I'm attempting to extract statistics of user logins from a custom log format and create a bar chart. I have users A, B, C and D. The log format looks something like this.
1.Account Name: A
Account Domain: some_domain
**Account Name: B
Account Domain: some_domain
2.Account Name: A
Account Domain: some_domain
**Account Name: C
Account Domain: some_domain
Basically I have user A appearing in every search result. As a result, my chart shows A as having the highest number of logins and because it occurs for every user, I cannot use NOT and remove that username from the search. It would show me 0 results.
Can someone tell me a way I can remove just user A from my chart? I want to see logins from every other user except A in my chart. I'm new to Splunk and I have no idea on how to do this.

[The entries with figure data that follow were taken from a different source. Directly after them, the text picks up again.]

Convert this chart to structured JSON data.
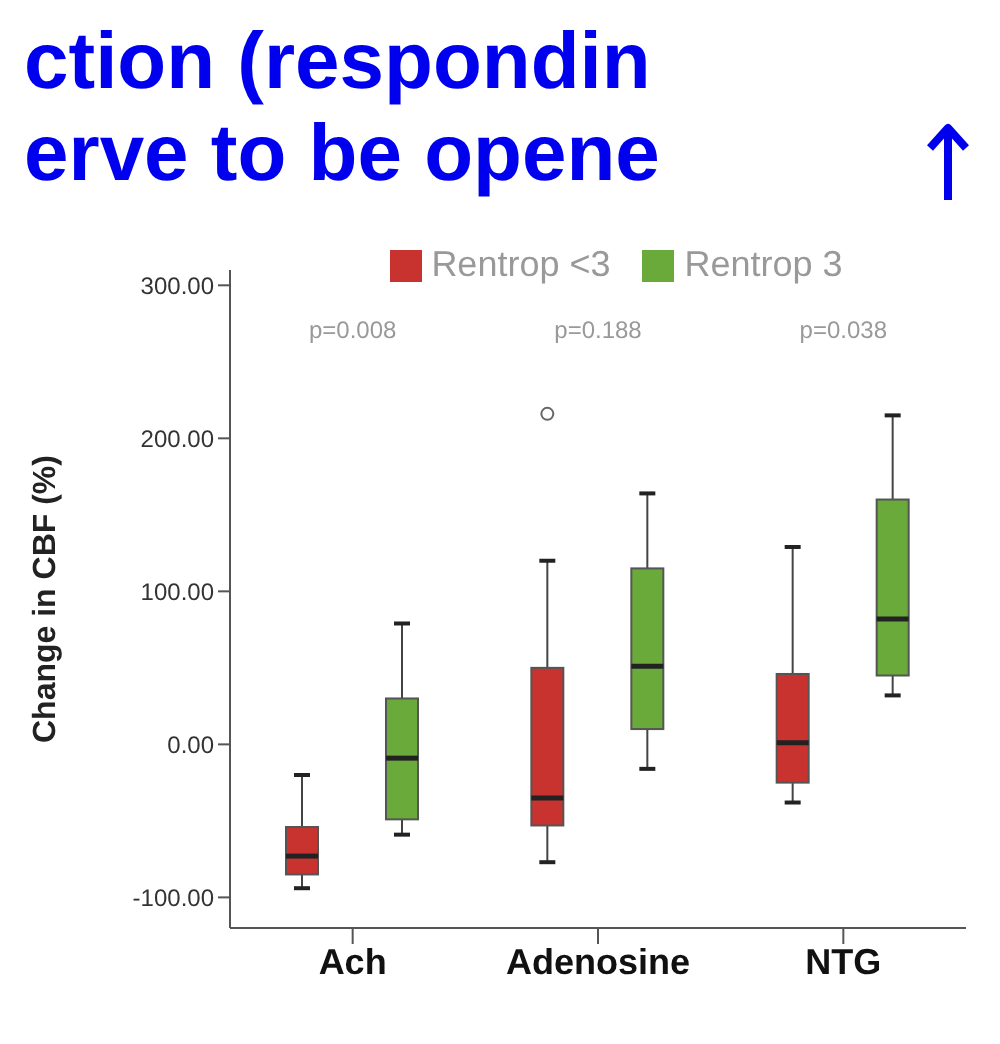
{
  "chart_data": {
    "type": "box",
    "ylabel": "Change in CBF (%)",
    "categories": [
      "Ach",
      "Adenosine",
      "NTG"
    ],
    "ylim": [
      -120,
      310
    ],
    "yticks": [
      {
        "value": -100,
        "label": "-100.00"
      },
      {
        "value": 0,
        "label": "0.00"
      },
      {
        "value": 100,
        "label": "100.00"
      },
      {
        "value": 200,
        "label": "200.00"
      },
      {
        "value": 300,
        "label": "300.00"
      }
    ],
    "legend": "top",
    "series": [
      {
        "name": "Rentrop <3",
        "color": "#c8322f",
        "boxes": [
          {
            "low": -94,
            "q1": -85,
            "median": -73,
            "q3": -54,
            "high": -20
          },
          {
            "low": -77,
            "q1": -53,
            "median": -35,
            "q3": 50,
            "high": 120,
            "outliers": [
              216
            ]
          },
          {
            "low": -38,
            "q1": -25,
            "median": 1,
            "q3": 46,
            "high": 129
          }
        ]
      },
      {
        "name": "Rentrop 3",
        "color": "#6aaa3a",
        "boxes": [
          {
            "low": -59,
            "q1": -49,
            "median": -9,
            "q3": 30,
            "high": 79
          },
          {
            "low": -16,
            "q1": 10,
            "median": 51,
            "q3": 115,
            "high": 164
          },
          {
            "low": 32,
            "q1": 45,
            "median": 82,
            "q3": 160,
            "high": 215
          }
        ]
      }
    ],
    "annotations": [
      "ction (respondin",
      "erve to be opene",
      "p=0.008",
      "p=0.188",
      "p=0.038"
    ]
  }
}
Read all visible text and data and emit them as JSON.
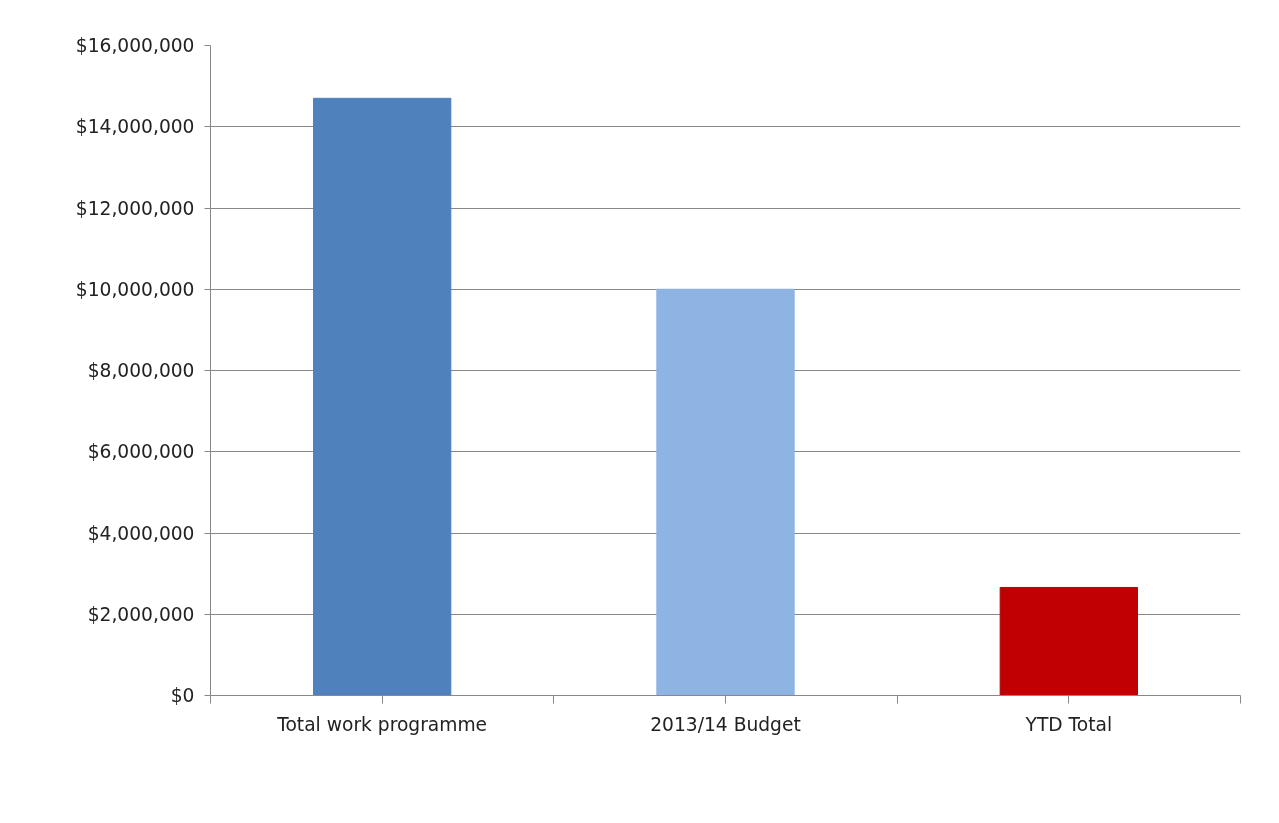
{
  "chart_data": {
    "type": "bar",
    "categories": [
      "Total work programme",
      "2013/14 Budget",
      "YTD Total"
    ],
    "values": [
      14700000,
      10000000,
      2660000
    ],
    "colors": [
      "#4f81bd",
      "#8eb4e3",
      "#c00000"
    ],
    "ylim": [
      0,
      16000000
    ],
    "yticks": [
      {
        "value": 0,
        "label": "$0"
      },
      {
        "value": 2000000,
        "label": "$2,000,000"
      },
      {
        "value": 4000000,
        "label": "$4,000,000"
      },
      {
        "value": 6000000,
        "label": "$6,000,000"
      },
      {
        "value": 8000000,
        "label": "$8,000,000"
      },
      {
        "value": 10000000,
        "label": "$10,000,000"
      },
      {
        "value": 12000000,
        "label": "$12,000,000"
      },
      {
        "value": 14000000,
        "label": "$14,000,000"
      },
      {
        "value": 16000000,
        "label": "$16,000,000"
      }
    ],
    "grid": "y"
  }
}
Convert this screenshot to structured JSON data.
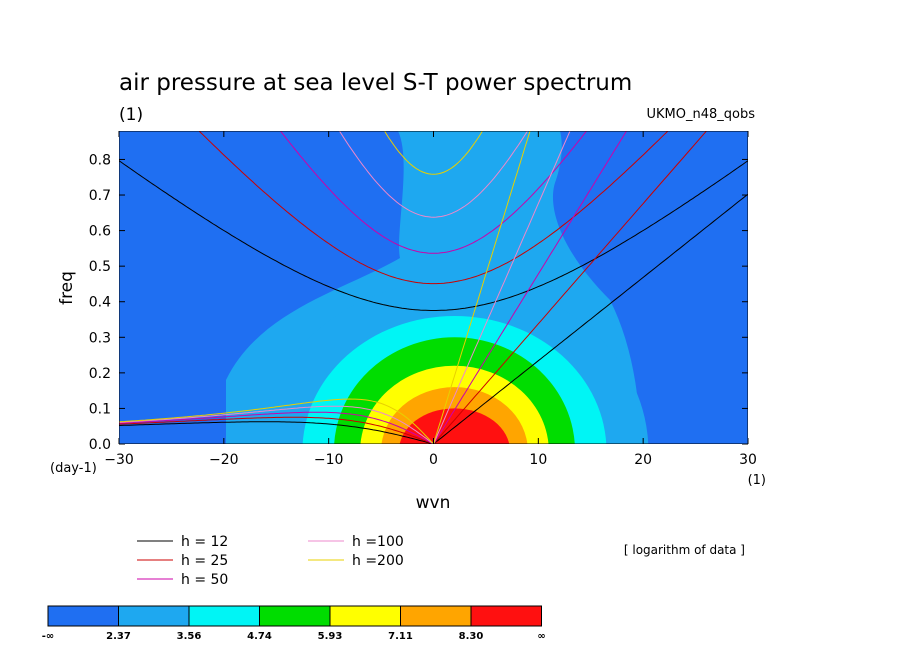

I am having this same problem. Maybe I can add some clarity to the specific problem with a specific example. This is my search (minus the host data):
source="WinEventLog:Security" Keywords="Audit Failure" Failure_Reason="Unknown user name or bad password." | top Account_Name
Looking in the events it returns, about 70% of the events have this:
Account Name: -
As well as:
Account Name: actual user account name
So when it outputs as a bar chart, the account name '-' shows as the largest, because it totals up every result that has that name in it, but it then also lists out the actual user account names. So the data is all listed twice in effect. But doing =! to the '-' user name ends up excluding the bulk of my other results, the info I am trying to track.
Obviously this isn't the end of the world, I could just ignore that, but it does skew my bar charts a bit.
can you create an eval statement maybe?
...|eval serverName=if(AccountName="A","A",null())|eval accountName=if(isnull(serverName),AccountName,null())|...
and then do your stats command by the new accountName?
The entry | search NOT username="A" works like a charm, though | search username!="A" works just as well
It sounds like you need to configure line breaking for those events and set it to linebreak before account name. Configure this in props.conf
Is there no other way to do this? I'm a new user to Splunk and I don't know how to do this. I guess I'll read up first.
You may be able to use a field search:
NOT username="A" ...
Sometimes it's necessarily to filter out a single user at the very end of a search, in which case you can tack a "search" command on to the end, like so:
... | search NOT username="A"
If this doesn't work, please edit your question and provide the search you are starting with.
Exactly what I was trying to explain, I cannot use the NOT operator because then it would not even show me logins of B, C and D. Every record of the log has 2 values for Account Name. One is the server's name and the other is the user's name. I don't want to see the server's name in the chart. In the example I have provided, A is the server name and B, C, D are the user names.